March 19, 2014
When a group of high school students visited us in our friary and it came time for them to leave, one hurried over to me. “Okay, so I know we don’t have a lot of time,” she said, “but I have to ask you something. Did you ever doubt? And what did you do?” There was a necessity in her eyes, an urgency in her voice that reeled me in easily, and I wanted so badly to solve everything for her in that one moment, to watch her walk away happy, smiling and without these deep concerns weighing down her soul. I had nothing to say, though. I answered her something totally inadequate, something like, “Yes, I have. You need to pray; be honest about it and pray.” It’s not an awful answer, but it certainly isn’t a life-changing response.

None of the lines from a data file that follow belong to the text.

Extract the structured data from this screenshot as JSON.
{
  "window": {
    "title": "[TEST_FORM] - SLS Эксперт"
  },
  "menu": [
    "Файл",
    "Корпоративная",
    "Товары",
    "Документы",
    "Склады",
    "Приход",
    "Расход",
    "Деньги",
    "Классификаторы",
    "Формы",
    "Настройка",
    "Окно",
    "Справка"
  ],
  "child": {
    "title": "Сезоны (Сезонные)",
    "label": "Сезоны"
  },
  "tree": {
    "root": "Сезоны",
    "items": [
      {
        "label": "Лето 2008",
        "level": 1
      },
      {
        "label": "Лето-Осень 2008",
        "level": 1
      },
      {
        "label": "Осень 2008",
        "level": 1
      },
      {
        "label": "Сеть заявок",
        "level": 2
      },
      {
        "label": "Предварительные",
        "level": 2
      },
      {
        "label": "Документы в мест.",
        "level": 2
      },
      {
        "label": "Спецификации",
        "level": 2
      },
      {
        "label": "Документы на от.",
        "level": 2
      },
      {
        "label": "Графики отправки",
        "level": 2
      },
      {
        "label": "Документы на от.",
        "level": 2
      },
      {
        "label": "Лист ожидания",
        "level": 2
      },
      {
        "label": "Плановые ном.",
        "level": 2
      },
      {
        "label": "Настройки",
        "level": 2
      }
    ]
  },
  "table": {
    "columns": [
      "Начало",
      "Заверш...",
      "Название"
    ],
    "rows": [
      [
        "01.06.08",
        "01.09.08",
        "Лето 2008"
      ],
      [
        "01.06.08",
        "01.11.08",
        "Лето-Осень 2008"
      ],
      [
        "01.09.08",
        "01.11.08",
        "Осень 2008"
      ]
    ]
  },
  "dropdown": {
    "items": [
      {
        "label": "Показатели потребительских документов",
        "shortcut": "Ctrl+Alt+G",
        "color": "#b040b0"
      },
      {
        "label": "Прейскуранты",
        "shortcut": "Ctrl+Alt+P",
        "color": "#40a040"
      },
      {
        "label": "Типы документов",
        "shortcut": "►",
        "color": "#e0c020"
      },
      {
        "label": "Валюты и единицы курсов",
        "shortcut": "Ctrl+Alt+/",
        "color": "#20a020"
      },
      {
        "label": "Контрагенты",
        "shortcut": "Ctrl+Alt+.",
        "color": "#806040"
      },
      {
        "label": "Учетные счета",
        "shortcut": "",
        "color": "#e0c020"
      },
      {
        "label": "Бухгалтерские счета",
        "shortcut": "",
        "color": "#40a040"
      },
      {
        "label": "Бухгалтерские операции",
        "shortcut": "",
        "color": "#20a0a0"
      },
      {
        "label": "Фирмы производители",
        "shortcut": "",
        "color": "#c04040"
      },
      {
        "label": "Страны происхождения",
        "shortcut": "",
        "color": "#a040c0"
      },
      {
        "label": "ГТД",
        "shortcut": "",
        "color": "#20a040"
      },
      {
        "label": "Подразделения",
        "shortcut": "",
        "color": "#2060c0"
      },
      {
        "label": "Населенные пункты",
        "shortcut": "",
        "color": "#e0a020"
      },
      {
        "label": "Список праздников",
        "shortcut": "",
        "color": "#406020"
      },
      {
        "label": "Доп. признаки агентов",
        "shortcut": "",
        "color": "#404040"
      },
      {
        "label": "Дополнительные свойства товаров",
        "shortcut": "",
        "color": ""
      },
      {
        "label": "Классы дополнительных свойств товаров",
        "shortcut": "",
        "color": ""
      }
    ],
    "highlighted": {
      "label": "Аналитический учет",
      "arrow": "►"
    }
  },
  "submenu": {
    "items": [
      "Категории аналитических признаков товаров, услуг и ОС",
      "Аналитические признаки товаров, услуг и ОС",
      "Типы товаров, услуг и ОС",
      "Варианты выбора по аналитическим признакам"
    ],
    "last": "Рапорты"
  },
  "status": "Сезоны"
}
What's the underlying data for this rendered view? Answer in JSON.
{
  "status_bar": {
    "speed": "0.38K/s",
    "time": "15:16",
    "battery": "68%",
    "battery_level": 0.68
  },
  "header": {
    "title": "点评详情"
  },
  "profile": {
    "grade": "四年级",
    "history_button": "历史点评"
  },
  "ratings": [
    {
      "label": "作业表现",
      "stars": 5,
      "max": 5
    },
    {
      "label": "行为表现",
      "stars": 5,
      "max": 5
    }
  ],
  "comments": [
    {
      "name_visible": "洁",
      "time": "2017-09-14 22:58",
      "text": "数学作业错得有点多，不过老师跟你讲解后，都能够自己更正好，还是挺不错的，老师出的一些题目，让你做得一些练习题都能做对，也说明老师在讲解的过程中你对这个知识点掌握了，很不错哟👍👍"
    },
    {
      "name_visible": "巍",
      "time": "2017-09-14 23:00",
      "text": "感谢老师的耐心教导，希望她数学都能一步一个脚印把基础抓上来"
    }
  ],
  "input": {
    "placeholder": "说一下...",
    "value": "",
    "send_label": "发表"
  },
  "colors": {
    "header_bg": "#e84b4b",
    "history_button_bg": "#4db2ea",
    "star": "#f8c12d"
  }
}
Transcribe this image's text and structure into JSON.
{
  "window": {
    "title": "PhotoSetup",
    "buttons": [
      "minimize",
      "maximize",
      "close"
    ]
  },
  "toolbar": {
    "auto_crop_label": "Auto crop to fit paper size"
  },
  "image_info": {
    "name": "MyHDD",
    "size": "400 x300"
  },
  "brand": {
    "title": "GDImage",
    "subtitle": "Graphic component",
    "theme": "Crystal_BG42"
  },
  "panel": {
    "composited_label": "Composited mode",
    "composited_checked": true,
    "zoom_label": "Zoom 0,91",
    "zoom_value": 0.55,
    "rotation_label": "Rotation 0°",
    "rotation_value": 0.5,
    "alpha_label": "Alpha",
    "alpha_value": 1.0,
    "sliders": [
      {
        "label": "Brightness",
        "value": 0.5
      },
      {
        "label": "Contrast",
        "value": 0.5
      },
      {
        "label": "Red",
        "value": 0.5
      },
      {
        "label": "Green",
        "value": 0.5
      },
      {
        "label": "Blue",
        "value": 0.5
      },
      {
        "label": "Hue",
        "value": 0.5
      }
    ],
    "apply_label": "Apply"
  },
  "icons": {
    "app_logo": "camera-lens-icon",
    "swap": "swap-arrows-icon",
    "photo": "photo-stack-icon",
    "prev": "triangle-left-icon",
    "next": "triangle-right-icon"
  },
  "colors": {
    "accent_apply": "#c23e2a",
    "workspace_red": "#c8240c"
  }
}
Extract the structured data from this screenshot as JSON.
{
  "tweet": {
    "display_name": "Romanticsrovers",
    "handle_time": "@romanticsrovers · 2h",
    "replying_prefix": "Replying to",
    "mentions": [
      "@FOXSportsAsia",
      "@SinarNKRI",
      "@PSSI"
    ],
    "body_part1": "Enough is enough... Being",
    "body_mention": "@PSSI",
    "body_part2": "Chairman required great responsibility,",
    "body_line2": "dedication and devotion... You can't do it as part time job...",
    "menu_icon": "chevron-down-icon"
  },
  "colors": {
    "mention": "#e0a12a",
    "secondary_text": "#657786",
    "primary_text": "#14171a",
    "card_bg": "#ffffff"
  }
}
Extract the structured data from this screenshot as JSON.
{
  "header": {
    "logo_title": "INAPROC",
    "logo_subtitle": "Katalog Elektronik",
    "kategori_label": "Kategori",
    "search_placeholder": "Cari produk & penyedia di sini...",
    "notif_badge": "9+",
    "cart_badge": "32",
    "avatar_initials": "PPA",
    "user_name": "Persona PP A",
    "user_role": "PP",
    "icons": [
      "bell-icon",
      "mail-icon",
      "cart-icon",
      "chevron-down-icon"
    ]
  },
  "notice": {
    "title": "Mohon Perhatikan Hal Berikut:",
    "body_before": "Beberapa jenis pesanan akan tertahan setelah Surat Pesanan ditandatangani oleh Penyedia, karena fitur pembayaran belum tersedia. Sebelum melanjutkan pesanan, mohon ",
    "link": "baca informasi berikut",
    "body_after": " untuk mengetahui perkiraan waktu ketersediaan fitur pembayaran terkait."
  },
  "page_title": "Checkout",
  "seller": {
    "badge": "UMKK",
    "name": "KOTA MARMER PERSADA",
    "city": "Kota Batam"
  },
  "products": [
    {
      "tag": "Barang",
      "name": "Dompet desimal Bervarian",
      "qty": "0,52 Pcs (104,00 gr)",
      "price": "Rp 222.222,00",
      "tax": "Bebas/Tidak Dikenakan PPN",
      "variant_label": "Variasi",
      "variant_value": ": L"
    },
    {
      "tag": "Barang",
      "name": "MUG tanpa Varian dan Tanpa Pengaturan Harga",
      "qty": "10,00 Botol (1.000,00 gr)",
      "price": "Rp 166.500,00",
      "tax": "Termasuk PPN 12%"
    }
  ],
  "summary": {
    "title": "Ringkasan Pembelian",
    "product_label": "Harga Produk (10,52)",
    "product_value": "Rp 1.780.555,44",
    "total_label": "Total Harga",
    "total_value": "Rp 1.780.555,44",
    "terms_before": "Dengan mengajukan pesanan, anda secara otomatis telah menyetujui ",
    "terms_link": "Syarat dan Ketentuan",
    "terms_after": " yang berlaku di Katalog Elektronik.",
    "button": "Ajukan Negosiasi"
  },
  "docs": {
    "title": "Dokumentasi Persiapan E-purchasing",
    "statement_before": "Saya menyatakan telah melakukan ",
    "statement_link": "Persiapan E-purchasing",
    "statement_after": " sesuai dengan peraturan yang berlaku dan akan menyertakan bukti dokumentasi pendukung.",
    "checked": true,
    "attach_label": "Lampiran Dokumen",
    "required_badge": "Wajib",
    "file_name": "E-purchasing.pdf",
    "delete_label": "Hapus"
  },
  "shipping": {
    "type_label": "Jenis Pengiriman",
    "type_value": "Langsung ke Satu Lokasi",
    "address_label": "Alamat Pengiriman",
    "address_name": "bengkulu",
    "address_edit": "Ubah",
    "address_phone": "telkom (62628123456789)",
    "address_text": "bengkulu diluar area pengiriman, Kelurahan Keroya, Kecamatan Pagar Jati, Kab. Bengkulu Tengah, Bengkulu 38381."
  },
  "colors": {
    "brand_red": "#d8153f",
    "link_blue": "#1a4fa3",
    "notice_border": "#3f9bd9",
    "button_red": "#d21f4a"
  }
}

She left as fast as she came, slipping onto the bus—lost among the thirty faces behind the large tinted windows, and I thought, well, that could have gone better. But, you know, as I began to complain to Jesus that I had nothing profound to say, I realized that whatever I had to say wasn’t too important to him. His concern now was that I pray for her, that I intercede. It’s as if (and it’s not unlikely) that encounter happened not so that I could change her life in an instant with elegant words, pat myself on the back and be on my way, but that I may take her with me and carry her through my intercession and continued support. And I have prayed. I have tucked that little girl and her intentions inside my heart, and I always go back to her, and for her I will probably always be praying. I think that, more than the clever words, is efficacious.